By Curtis Webb, Fresno State Media Relations
It was a crucial point in the game and the 1999 season. The Bulldogs were faced with either dropping their conference record to 1-2 or getting back on track and gaining momentum for the remainder of WAC play. With more than 35,000 fans on its feet, it was do or die for the Fresno State football team in an overtime game with UTEP at Bulldogs Stadium.
After answering Fresno State's touchdown in the extra period with the `Dogs holding a narrow margin of one point, the UTEP Miners lined up for the two-point conversion to either win - or lose. UTEP quarterback Jay Stuckey completed his pass to tight end Elzie Johnson, but a fierce tackle by Fresno State linebacker Giachino Chiaramonte just in front of the goal line preserved the game and perhaps the season for the Bulldogs.
It was one of the biggest plays of the season last year for the WAC Champion Bulldogs. It was a play made on instincts, smarts and preparedness and those are the qualities that compose one of the premier linebacking corps in the nation. Orlando Huff, Tim Skipper and Chiaramonte, Fresno State's starting linebackers, have become the strength of Fresno State's impressive defense this season.
Skipper, a team captain, started the first five games of the `99 season before suffering a knee injury that kept him out of two and a half games. However, he finished the season strong, starting the final four contests, earning second team All-WAC recognition and tying for second on the team in tackles.
Huff began the season as a reserve, worked his way into the starting line-up and developed into a dominating presence. He tied with Skipper for second on the team in total tackles (86) and was one of three defensive starters to earn first-team All-WAC honors.
Chiaramonte also did some shuffling throughout the season in `99. He started the first seven games at defensive end, before moving to outside linebacker for the remainder of the year in which he was named All-WAC honorable mention.
Chiaramonte finished with 52 tackles, four tackles for a loss, three quarterback sacks, four pass break-ups, two fumble recoveries and let us not forget his game saving tackle.
The evidence is there, all have overcome adversity to shine individually, but as a unit, they shine above all.
"Our basically mentality as a linebacker is to stop the run," Chiaramonte said. "We've got to be the hardest hitters on the team.
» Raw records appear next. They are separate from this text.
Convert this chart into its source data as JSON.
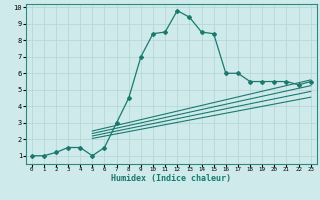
{
  "xlabel": "Humidex (Indice chaleur)",
  "bg_color": "#ceeaeb",
  "grid_color": "#b8d8d8",
  "line_color": "#1a7a6e",
  "xlim": [
    -0.5,
    23.5
  ],
  "ylim": [
    0.5,
    10.2
  ],
  "xticks": [
    0,
    1,
    2,
    3,
    4,
    5,
    6,
    7,
    8,
    9,
    10,
    11,
    12,
    13,
    14,
    15,
    16,
    17,
    18,
    19,
    20,
    21,
    22,
    23
  ],
  "yticks": [
    1,
    2,
    3,
    4,
    5,
    6,
    7,
    8,
    9,
    10
  ],
  "main_x": [
    0,
    1,
    2,
    3,
    4,
    5,
    6,
    7,
    8,
    9,
    10,
    11,
    12,
    13,
    14,
    15,
    16,
    17,
    18,
    19,
    20,
    21,
    22,
    23
  ],
  "main_y": [
    1.0,
    1.0,
    1.2,
    1.5,
    1.5,
    1.0,
    1.5,
    3.0,
    4.5,
    7.0,
    8.4,
    8.5,
    9.8,
    9.4,
    8.5,
    8.4,
    6.0,
    6.0,
    5.5,
    5.5,
    5.5,
    5.5,
    5.3,
    5.5
  ],
  "lines": [
    {
      "x": [
        5,
        23
      ],
      "y": [
        2.5,
        5.6
      ]
    },
    {
      "x": [
        5,
        23
      ],
      "y": [
        2.35,
        5.25
      ]
    },
    {
      "x": [
        5,
        23
      ],
      "y": [
        2.2,
        4.9
      ]
    },
    {
      "x": [
        5,
        23
      ],
      "y": [
        2.05,
        4.55
      ]
    }
  ]
}
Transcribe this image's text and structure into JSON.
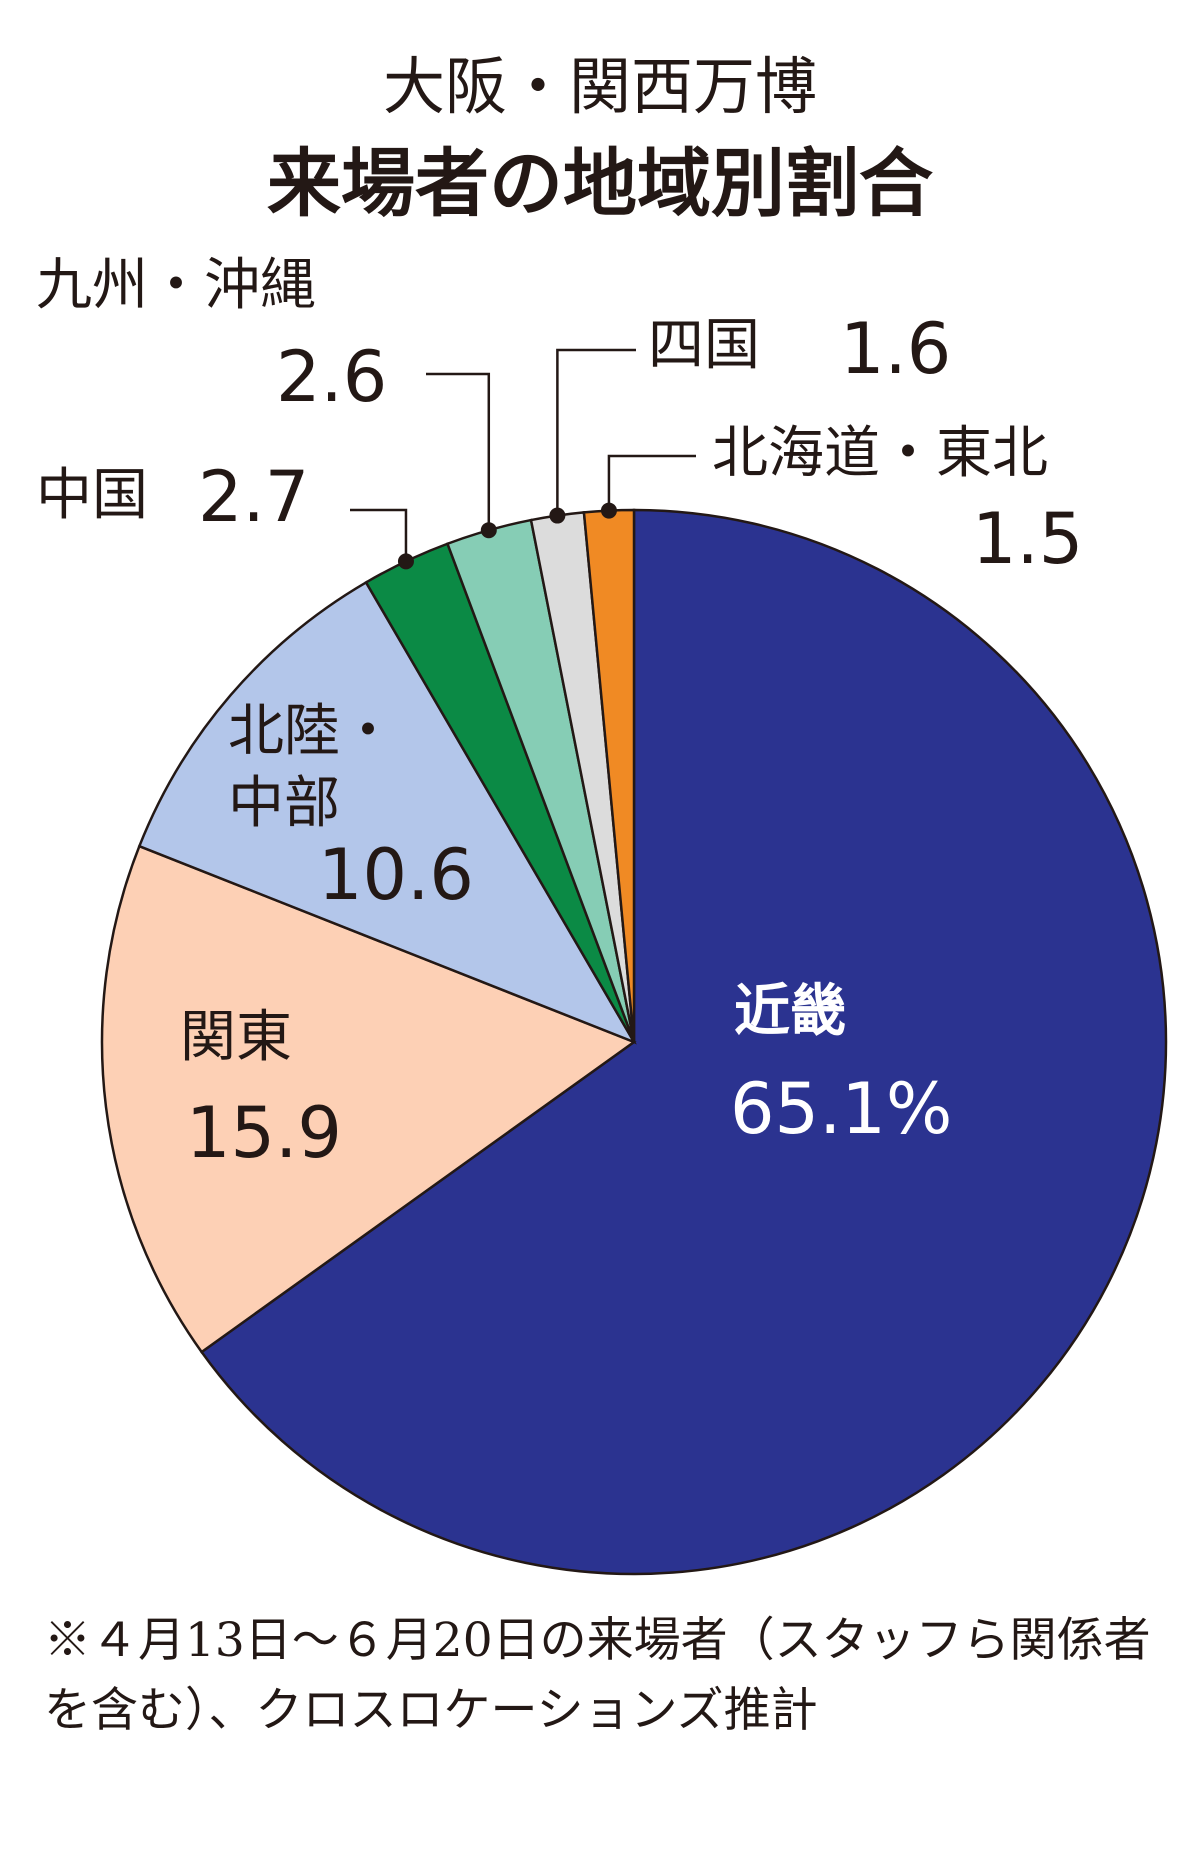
{
  "chart_data": {
    "type": "pie",
    "title": "大阪・関西万博",
    "subtitle": "来場者の地域別割合",
    "categories": [
      "近畿",
      "関東",
      "北陸・中部",
      "中国",
      "九州・沖縄",
      "四国",
      "北海道・東北"
    ],
    "values": [
      65.1,
      15.9,
      10.6,
      2.7,
      2.6,
      1.6,
      1.5
    ],
    "value_labels": [
      "65.1%",
      "15.9",
      "10.6",
      "2.7",
      "2.6",
      "1.6",
      "1.5"
    ],
    "colors": [
      "#2b3390",
      "#fdd0b5",
      "#b3c6ea",
      "#0b8a45",
      "#86cdb5",
      "#dcdcdc",
      "#f08a24"
    ],
    "note": "※４月13日～６月20日の来場者（スタッフら関係者を含む）、クロスロケーションズ推計"
  }
}
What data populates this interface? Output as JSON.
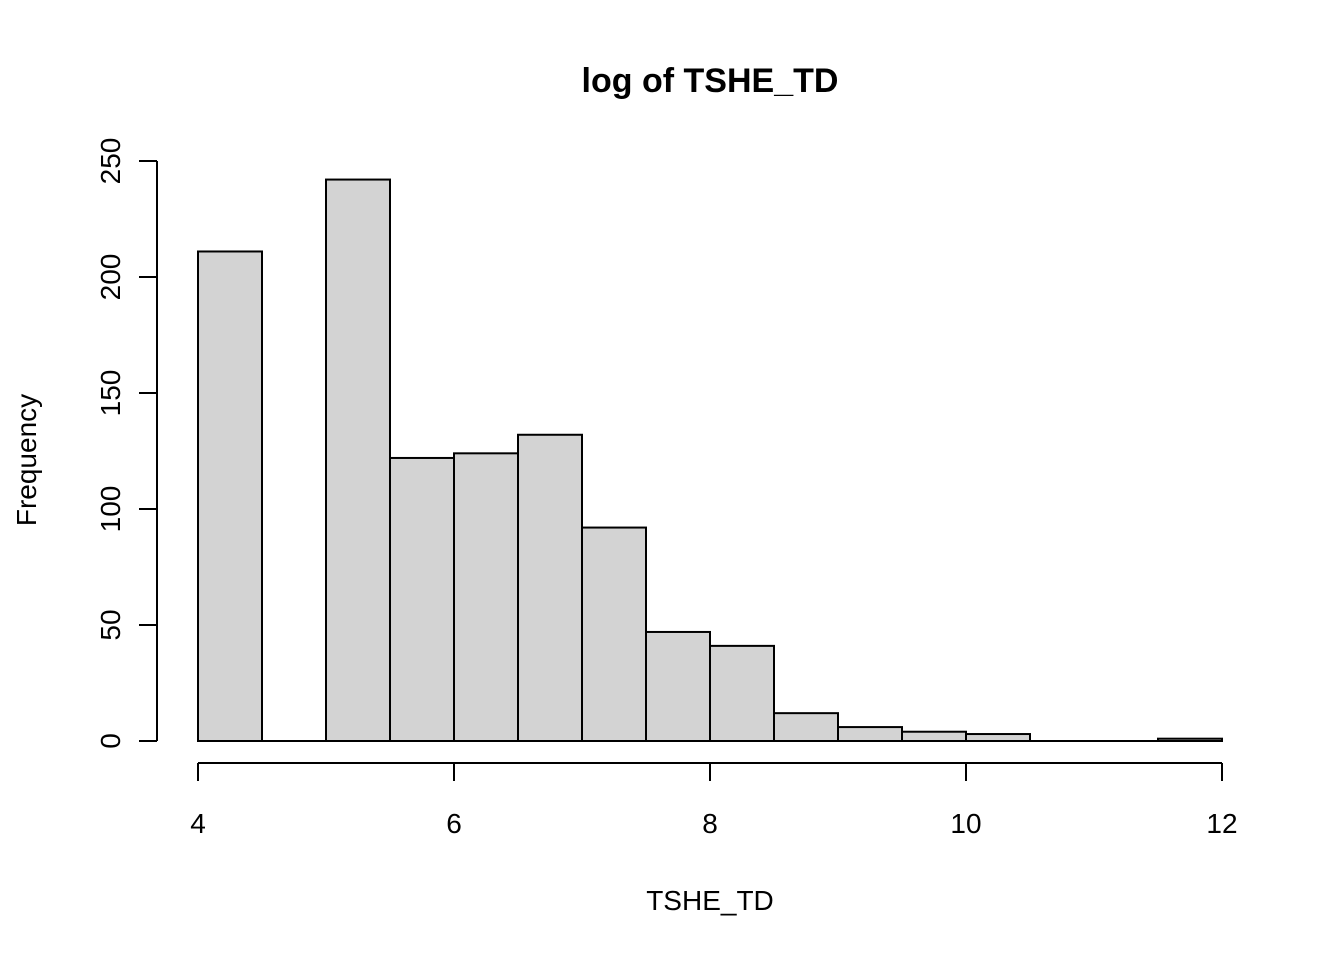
{
  "chart_data": {
    "type": "bar",
    "title": "log of TSHE_TD",
    "xlabel": "TSHE_TD",
    "ylabel": "Frequency",
    "bins": [
      {
        "x0": 4.0,
        "x1": 4.5,
        "count": 211
      },
      {
        "x0": 4.5,
        "x1": 5.0,
        "count": 0
      },
      {
        "x0": 5.0,
        "x1": 5.5,
        "count": 242
      },
      {
        "x0": 5.5,
        "x1": 6.0,
        "count": 122
      },
      {
        "x0": 6.0,
        "x1": 6.5,
        "count": 124
      },
      {
        "x0": 6.5,
        "x1": 7.0,
        "count": 132
      },
      {
        "x0": 7.0,
        "x1": 7.5,
        "count": 92
      },
      {
        "x0": 7.5,
        "x1": 8.0,
        "count": 47
      },
      {
        "x0": 8.0,
        "x1": 8.5,
        "count": 41
      },
      {
        "x0": 8.5,
        "x1": 9.0,
        "count": 12
      },
      {
        "x0": 9.0,
        "x1": 9.5,
        "count": 6
      },
      {
        "x0": 9.5,
        "x1": 10.0,
        "count": 4
      },
      {
        "x0": 10.0,
        "x1": 10.5,
        "count": 3
      },
      {
        "x0": 10.5,
        "x1": 11.0,
        "count": 0
      },
      {
        "x0": 11.0,
        "x1": 11.5,
        "count": 0
      },
      {
        "x0": 11.5,
        "x1": 12.0,
        "count": 1
      }
    ],
    "xlim": [
      4,
      12
    ],
    "ylim": [
      0,
      250
    ],
    "xticks": [
      4,
      6,
      8,
      10,
      12
    ],
    "yticks": [
      0,
      50,
      100,
      150,
      200,
      250
    ],
    "bar_color": "#d3d3d3",
    "bar_border_color": "#000000",
    "grid": false,
    "legend": "none"
  }
}
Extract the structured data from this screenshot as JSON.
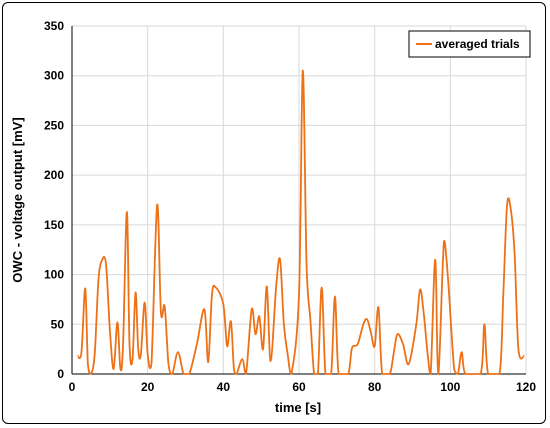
{
  "colors": {
    "series": "#ED7117",
    "grid": "#D9D9D9",
    "axis": "#000000"
  },
  "chart_data": {
    "type": "line",
    "title": "",
    "xlabel": "time [s]",
    "ylabel": "OWC - voltage output [mV]",
    "xlim": [
      0,
      120
    ],
    "ylim": [
      0,
      350
    ],
    "xticks": [
      0,
      20,
      40,
      60,
      80,
      100,
      120
    ],
    "yticks": [
      0,
      50,
      100,
      150,
      200,
      250,
      300,
      350
    ],
    "grid": "vertical and horizontal gridlines",
    "legend": "top-right",
    "series": [
      {
        "name": "averaged trials",
        "points": [
          [
            1.5,
            18
          ],
          [
            2.5,
            22
          ],
          [
            3.5,
            86
          ],
          [
            4.2,
            10
          ],
          [
            5,
            0
          ],
          [
            6,
            20
          ],
          [
            7,
            95
          ],
          [
            8,
            115
          ],
          [
            9,
            110
          ],
          [
            10,
            45
          ],
          [
            11,
            5
          ],
          [
            12,
            52
          ],
          [
            12.8,
            5
          ],
          [
            13.5,
            30
          ],
          [
            14.5,
            163
          ],
          [
            15.2,
            30
          ],
          [
            16,
            15
          ],
          [
            16.8,
            82
          ],
          [
            17.5,
            25
          ],
          [
            18.2,
            20
          ],
          [
            19.2,
            72
          ],
          [
            20,
            20
          ],
          [
            21,
            10
          ],
          [
            22.5,
            170
          ],
          [
            23.5,
            62
          ],
          [
            24.5,
            68
          ],
          [
            25.5,
            10
          ],
          [
            26.5,
            0
          ],
          [
            28,
            22
          ],
          [
            29.5,
            0
          ],
          [
            31,
            0
          ],
          [
            33,
            30
          ],
          [
            35,
            65
          ],
          [
            36,
            12
          ],
          [
            37,
            80
          ],
          [
            38,
            87
          ],
          [
            40,
            70
          ],
          [
            41,
            28
          ],
          [
            42,
            53
          ],
          [
            42.8,
            5
          ],
          [
            43.5,
            0
          ],
          [
            45,
            15
          ],
          [
            46,
            0
          ],
          [
            47.5,
            65
          ],
          [
            48.5,
            40
          ],
          [
            49.5,
            58
          ],
          [
            50.5,
            25
          ],
          [
            51.5,
            88
          ],
          [
            52.5,
            13
          ],
          [
            54,
            90
          ],
          [
            55,
            115
          ],
          [
            56,
            50
          ],
          [
            57,
            20
          ],
          [
            58,
            0
          ],
          [
            60,
            80
          ],
          [
            61,
            305
          ],
          [
            62,
            110
          ],
          [
            63,
            55
          ],
          [
            64,
            0
          ],
          [
            65,
            0
          ],
          [
            66,
            87
          ],
          [
            67,
            0
          ],
          [
            68.5,
            0
          ],
          [
            69.5,
            78
          ],
          [
            70.5,
            0
          ],
          [
            73,
            0
          ],
          [
            74,
            26
          ],
          [
            75.5,
            30
          ],
          [
            77,
            50
          ],
          [
            78,
            55
          ],
          [
            79,
            42
          ],
          [
            80,
            28
          ],
          [
            81,
            67
          ],
          [
            82,
            0
          ],
          [
            84,
            0
          ],
          [
            85,
            20
          ],
          [
            86,
            40
          ],
          [
            87.5,
            30
          ],
          [
            89,
            10
          ],
          [
            91,
            50
          ],
          [
            92,
            85
          ],
          [
            93,
            60
          ],
          [
            94,
            20
          ],
          [
            94.8,
            0
          ],
          [
            96,
            115
          ],
          [
            96.8,
            0
          ],
          [
            98,
            110
          ],
          [
            98.5,
            133
          ],
          [
            99.5,
            90
          ],
          [
            101,
            5
          ],
          [
            102,
            0
          ],
          [
            103,
            22
          ],
          [
            104,
            0
          ],
          [
            108,
            0
          ],
          [
            109,
            50
          ],
          [
            110,
            0
          ],
          [
            113,
            0
          ],
          [
            114,
            80
          ],
          [
            115,
            170
          ],
          [
            116,
            165
          ],
          [
            117,
            120
          ],
          [
            118,
            25
          ],
          [
            119.5,
            18
          ]
        ]
      }
    ]
  }
}
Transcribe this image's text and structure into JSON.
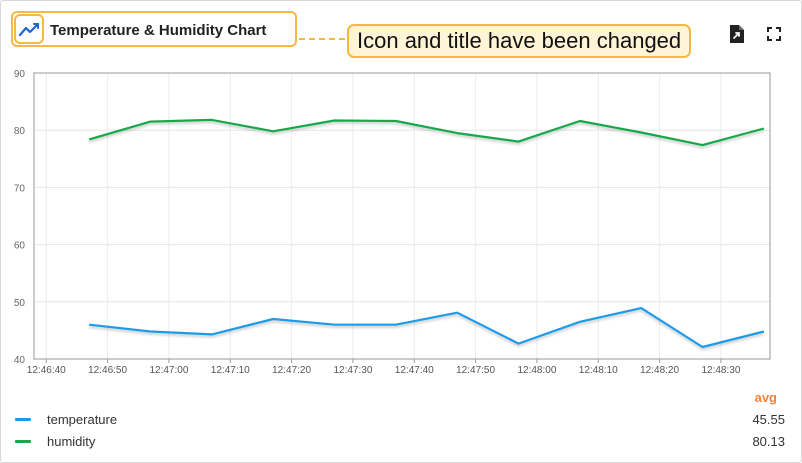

We want to knock the ball carrier backwards and not find ourselves on our own back."
To clear up any misconceptions, a linebacker's duties consist of more than just running and hitting. Playing position requires a precise knowledge of the defense and the opposing team's offense.
Skipper is the field general. His first assignment after the huddle is broken, is to recognize who is in the game for the opposition. Next, he must read the offense and make sure everyone is properly lined up. He also said the team must be balanced and correct any weak links that might exist before the snap.
"I've got to see everything and know everything," Skipper said. "If I see any misalignments I've got to fix it."
Communication is key. When any of the senior linebackers identify an offensive set, they swiftly make the adjustments needed establish the best possible formation for defense. `Bump, Bump, Bump,' Huff would say if the tight end goes in motion to the opposite side of the line.
"We have to read the offense as quick as possible," Huff said. "We can't be out leveraged by the opposition and communicating with the rest of the guys is how it gets done."
Watching film is another key ingredient in the game preparation of a linebacker. Viewing the opposition on film is usually the first opportunity a team gets to see the enemy's running back, receivers and quarterback. The linebackers look for tips that the opponent might give on a certain play and analyze their tendencies. It is also important that these men watch their own performance on film to recognize what they are doing right and wrong.
"I evaluate myself as much as I do other teams," Skipper said. "Every game you've got to be prepared and watching film gives you the best opportunity to see what the opposition is like."
When game time arrives, everything else is put to the side. It is time to play football.
"I just relax," Huff said. "When you get pumped up and psyched out you forget your responsibilities. We just have to stay relaxed, stay composed, read the offense and make the tackle."
Chiaramonte said he admits he had shivers running through his hairs during the season opener at Ohio State, but he agrees, the mind must be clear to accomplish the task at hand. And despite all the reading of formations, tackling techniques and communication with others, Chiaramonte put it best when he said, "we have to be the leaders."
The season is still young and there are many big plays yet to be made. One, if not all the linebackers will be right in the middle of it.